Last decade the late Apple CEO Steve Jobs was the undisputed master of the great on-stage product reveal. From the iPod to the iPhone, the items Jobs unveiled upended entire industries, created new ones, sold tens of millions of units globally and swelled Apple's cash vaults to Scrooge McDuckian proportions in the process.

This decade Elon Musk's periodic announcements - from re-useable rockets at Space X to renewable energy at SolarCity to his high-speed rail alternative, the Hyperloop - are proving the great industry disruptors. But these are not consumer goods businesses and the one that most resembles one, the Tesla car company, faces cash-flow challenges and sells so few units that in Appleland it would resemble little more than a rounding error.

Viewed from South Africa, Tesla is no less fascinating, but far more fantastic, in the mythical sense of the word. The company's showed no signs of plans to bring its wares - whether its cars or its enormous battery packs - to the local market, and the combination of limited infrastructure for electric vehicles and Musk's open disdain for the land of his birth doesn't suggest we'll get a look in any time soon.

Thankfully, none of that really matters, though. The changes Tesla is expediting in the transport sector are going to benefit us regardless.

Less than a fortnight ago at the company's design studio in Hawthorne, California, Musk unveiled a fully electric truck that he claims will do 1.6 million kilometres before it needs replacing, has regenerative brakes that means its brakepads never need replacing and can do 800km on a charge. Moreover, it can manage 400km from half an hour's charge with the new Megacharger unveiled at the same time.

That alone ought to be enough to get your attention. Trucking may not be sexy, but it's essential and it's a part of the sector Musk refers to as "terrestrial transport" that's ripest for upheaval. Musk isn't the only one looking to change it, though. Volvo, Daimler Chrysler and others are also looking at both electrifying and automating their trucks.

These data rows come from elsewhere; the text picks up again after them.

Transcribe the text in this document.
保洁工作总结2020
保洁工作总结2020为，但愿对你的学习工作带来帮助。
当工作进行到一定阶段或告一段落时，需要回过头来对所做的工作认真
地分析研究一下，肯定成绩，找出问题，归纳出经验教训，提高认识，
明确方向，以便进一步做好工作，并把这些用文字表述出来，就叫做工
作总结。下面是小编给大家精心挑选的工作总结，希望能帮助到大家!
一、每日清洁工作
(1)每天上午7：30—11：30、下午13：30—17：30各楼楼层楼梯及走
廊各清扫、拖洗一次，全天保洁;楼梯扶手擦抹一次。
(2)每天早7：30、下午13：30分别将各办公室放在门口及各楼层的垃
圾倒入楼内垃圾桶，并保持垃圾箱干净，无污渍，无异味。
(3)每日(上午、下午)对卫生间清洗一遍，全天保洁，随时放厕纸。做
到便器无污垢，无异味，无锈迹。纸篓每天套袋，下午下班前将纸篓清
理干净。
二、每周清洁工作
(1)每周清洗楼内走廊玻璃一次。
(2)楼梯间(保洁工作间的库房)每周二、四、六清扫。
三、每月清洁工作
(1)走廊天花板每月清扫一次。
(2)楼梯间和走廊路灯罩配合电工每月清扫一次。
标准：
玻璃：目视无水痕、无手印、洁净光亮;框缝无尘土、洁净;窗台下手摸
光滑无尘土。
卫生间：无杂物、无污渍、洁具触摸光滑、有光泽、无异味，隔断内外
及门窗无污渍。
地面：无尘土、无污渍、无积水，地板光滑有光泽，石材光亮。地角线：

The Tesla truck was billed as the star of the show, but that was all part of the pantomime.

The real show-stopper was the new Tesla Roadster that rolled out of a trailer and straight into the headlines of every tech and motoring publication on earth.

The specifications are readily available online, but the key ones are these: 0-100km/h in 1.9 seconds, 0-160km/h in 4.2 seconds, a top speed of 400km/h, a range of almost 1,000km to a charge and a price tag of $200,000 (around R2.8-million).

If those numbers mean nothing to you it's the first and last you should focus on. McLaren, Ferrari, Lamborghini, Bugatti, Porsche and the like all struggle to make cars that can do 0-100km/h in less than 2.7 seconds. And those that come close tend to cost five times what the Tesla Roadster will. Meanwhile, no one else has managed a fully electric car with a 1,000km range.

Tesla's new electric semi-truck.
Tesla's new electric semi-truck.
Image: Alexandria Sage/Reuters

The Tesla Roadster will be the fastest production car when it comes to market, assuming no one else gets a faster one onto showroom floors first, of course. Because the Roadster isn't scheduled to actually arrive until 2020 and with Tesla's track record of routinely missing its own production deadlines, rivals are likely to have even longer to best its new posterchild's vital statistics.

Even though we may never see a Tesla Roadster (or truck) on South African roads, the motivation it has given rival car makers to make their electric options compelling and get them to market in a hurry means we'll soon have plenty of better-looking, more potent and more desirable vehicles to choose from that only require a trip to the socket not the petrol station. Plus, we may actually be able to afford some of them.

Craig Wilson is the editor of consumer technology publication Stuff magazine and a speaker and industry commentator.